We officially have our first Umpire Freaks Out for No Good Reason Other Than a Brittle Ego moment of 2019! Ladies and Gentleman, baseball is officially back!
Umpire Ron Kulpa was not having a terribly great day behind the plate. His strike zone was all over the place, and Houston who hasn’t gotten off to the best of starts this season wasn’t happy with it. Eventually Kulpa exploded after complaints over a particularly horrible low strike call. Kulpa yanked off his mask, and stopped the game to approach the Houston dugout and yell at manager A.J. Hinch. Hinch attempted to calm down the umpire and defuse the situation. Kulpa was still steaming, so much so that after he returned to his position behind home-plate, he was too distracted staring into the dugout as opposed to watching, you know the pitcher about to throw a pitch.
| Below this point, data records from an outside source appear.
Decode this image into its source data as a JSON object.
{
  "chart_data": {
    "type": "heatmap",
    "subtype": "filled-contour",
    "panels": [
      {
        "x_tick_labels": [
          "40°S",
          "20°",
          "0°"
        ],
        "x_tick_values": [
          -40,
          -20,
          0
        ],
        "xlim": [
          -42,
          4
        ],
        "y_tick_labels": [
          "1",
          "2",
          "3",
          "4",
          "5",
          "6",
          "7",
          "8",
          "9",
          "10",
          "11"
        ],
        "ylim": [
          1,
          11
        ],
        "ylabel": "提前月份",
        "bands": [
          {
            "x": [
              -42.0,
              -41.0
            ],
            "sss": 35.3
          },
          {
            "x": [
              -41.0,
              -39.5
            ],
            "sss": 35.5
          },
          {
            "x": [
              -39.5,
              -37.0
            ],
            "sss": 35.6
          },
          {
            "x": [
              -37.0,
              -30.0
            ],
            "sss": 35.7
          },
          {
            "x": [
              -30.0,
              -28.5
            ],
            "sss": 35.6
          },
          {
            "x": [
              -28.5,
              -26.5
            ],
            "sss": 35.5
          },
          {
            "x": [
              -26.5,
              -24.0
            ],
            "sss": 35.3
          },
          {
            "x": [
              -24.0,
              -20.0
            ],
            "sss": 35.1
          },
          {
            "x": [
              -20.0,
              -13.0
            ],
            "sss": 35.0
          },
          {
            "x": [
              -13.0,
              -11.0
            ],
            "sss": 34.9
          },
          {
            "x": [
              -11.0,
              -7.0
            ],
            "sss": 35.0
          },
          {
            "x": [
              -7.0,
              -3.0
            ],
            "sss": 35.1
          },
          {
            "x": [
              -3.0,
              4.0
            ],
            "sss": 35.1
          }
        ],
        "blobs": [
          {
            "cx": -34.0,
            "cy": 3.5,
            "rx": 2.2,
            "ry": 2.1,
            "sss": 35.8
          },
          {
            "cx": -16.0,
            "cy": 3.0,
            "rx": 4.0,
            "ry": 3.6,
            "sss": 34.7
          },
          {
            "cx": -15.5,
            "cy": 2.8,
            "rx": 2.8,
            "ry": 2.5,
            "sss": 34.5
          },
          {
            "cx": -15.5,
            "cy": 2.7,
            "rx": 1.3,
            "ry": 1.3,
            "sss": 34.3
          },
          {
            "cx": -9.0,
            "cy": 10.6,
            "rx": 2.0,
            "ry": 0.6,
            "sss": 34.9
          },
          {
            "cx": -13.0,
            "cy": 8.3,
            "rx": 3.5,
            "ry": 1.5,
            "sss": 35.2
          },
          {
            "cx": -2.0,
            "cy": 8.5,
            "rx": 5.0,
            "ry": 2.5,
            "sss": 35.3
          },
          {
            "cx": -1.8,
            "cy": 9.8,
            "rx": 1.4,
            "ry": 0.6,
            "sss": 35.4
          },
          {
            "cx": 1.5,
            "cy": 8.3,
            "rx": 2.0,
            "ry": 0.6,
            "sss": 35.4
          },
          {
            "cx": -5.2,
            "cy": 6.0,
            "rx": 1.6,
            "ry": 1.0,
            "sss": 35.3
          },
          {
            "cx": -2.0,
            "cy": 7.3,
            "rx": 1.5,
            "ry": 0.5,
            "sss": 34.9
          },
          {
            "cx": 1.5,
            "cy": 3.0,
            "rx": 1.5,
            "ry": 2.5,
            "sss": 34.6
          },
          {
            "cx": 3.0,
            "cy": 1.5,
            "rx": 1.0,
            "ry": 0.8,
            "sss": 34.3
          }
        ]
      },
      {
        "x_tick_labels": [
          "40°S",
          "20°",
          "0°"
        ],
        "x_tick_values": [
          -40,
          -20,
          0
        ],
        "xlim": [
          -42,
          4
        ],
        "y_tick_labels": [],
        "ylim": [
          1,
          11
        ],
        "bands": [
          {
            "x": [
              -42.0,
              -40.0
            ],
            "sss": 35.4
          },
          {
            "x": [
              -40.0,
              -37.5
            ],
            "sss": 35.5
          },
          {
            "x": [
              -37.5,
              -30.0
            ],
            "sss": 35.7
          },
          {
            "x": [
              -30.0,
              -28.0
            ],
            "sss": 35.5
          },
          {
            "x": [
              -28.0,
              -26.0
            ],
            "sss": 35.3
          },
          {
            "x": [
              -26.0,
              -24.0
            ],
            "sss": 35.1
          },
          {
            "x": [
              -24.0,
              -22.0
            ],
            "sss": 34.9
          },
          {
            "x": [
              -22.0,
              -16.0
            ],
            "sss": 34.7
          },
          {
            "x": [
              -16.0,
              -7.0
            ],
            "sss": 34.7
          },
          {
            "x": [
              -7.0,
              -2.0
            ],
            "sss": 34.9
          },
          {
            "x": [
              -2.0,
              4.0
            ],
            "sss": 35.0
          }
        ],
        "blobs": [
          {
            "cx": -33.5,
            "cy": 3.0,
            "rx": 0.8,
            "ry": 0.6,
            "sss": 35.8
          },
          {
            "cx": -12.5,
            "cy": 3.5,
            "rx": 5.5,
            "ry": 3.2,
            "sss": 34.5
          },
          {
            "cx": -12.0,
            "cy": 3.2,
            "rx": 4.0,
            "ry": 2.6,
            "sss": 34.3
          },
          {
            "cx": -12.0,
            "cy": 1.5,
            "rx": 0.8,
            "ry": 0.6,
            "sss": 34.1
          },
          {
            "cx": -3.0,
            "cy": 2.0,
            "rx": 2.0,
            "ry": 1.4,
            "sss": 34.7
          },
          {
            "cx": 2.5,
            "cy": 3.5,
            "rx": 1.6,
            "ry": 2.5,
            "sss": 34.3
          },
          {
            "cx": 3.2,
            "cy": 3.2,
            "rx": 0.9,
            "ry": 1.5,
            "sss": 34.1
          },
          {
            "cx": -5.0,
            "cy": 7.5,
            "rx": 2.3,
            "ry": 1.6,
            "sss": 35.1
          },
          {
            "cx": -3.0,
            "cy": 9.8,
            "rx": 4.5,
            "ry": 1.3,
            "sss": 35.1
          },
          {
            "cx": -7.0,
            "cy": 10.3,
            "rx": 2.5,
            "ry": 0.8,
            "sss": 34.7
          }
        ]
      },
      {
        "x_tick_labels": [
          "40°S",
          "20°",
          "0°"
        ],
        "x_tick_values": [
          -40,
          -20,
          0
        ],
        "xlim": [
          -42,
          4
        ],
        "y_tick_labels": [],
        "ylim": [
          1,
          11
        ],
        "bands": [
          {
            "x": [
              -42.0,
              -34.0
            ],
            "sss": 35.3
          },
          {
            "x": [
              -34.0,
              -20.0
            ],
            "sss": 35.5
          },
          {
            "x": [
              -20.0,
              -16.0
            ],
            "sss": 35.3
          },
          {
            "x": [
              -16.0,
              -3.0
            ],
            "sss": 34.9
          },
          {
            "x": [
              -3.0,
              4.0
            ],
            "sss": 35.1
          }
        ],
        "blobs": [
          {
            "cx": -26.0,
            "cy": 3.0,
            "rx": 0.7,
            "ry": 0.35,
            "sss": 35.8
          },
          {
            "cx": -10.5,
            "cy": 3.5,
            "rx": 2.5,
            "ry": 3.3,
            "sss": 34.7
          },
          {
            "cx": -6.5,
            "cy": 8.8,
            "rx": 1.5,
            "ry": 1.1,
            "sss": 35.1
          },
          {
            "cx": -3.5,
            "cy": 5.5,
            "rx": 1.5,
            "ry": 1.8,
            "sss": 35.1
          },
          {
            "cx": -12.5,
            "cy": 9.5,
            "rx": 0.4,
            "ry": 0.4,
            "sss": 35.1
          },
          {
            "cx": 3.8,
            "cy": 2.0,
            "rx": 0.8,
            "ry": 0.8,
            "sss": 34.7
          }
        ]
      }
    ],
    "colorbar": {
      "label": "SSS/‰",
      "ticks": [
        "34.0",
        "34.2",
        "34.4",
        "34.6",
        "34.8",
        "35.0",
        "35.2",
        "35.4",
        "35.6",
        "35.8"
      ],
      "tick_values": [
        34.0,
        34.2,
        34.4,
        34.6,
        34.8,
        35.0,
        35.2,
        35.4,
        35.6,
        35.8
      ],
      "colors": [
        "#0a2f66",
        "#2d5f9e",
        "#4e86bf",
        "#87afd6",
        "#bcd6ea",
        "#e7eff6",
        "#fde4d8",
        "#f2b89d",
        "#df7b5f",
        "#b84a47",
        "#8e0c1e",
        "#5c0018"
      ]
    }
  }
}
Hinch had to point out this fact to Kulpa and remind him that he should be watching the game instead of the dugout. “Don’t look over here”, this isn’t want you need to be looking at, “look over there at the game”. This only further incensed Kulpa who again stopped the game, removed his make and called out Hinch pointing at him saying “You. You.” Kulpa then decided to go ahead and toss Astros hitting coach Alex Cintron, I suppose as retribution for daring to contradict his authority. He was literally laughing in Hitches face after the ejection.
Following the ejection, and after Hinch returned to the dugout, and just one pitch later, Kulpa continued to stare into the Houston dugout and at that point tossed Kulpa, all while yelling “I can do whatever I want.” Hinch had to be restrained by bench coach Joe Espada.
As if all this wasn’t enough, Kulpa wasn’t done looking for a fight. In the 4th as Gerrit Cole was warming up, Kulpa stepped in front of the plate, cutting Cole’s warmup short. After the inning ended Kulpa again instigated an argument, chasing down Cole to yell at him for something. After Cole walked way, Kulpa then went after catcher Max Stassi pushing him away. Kulpa after the game claimed he was enforcing MLB’s pace-of-play guidelines and Cole was late warming up.
“It was all because of the dugout complaining on pitches,” Meals said of the ejections.
This is not the first, nor the second time that Kulpa’s ego had made himself the center of a game.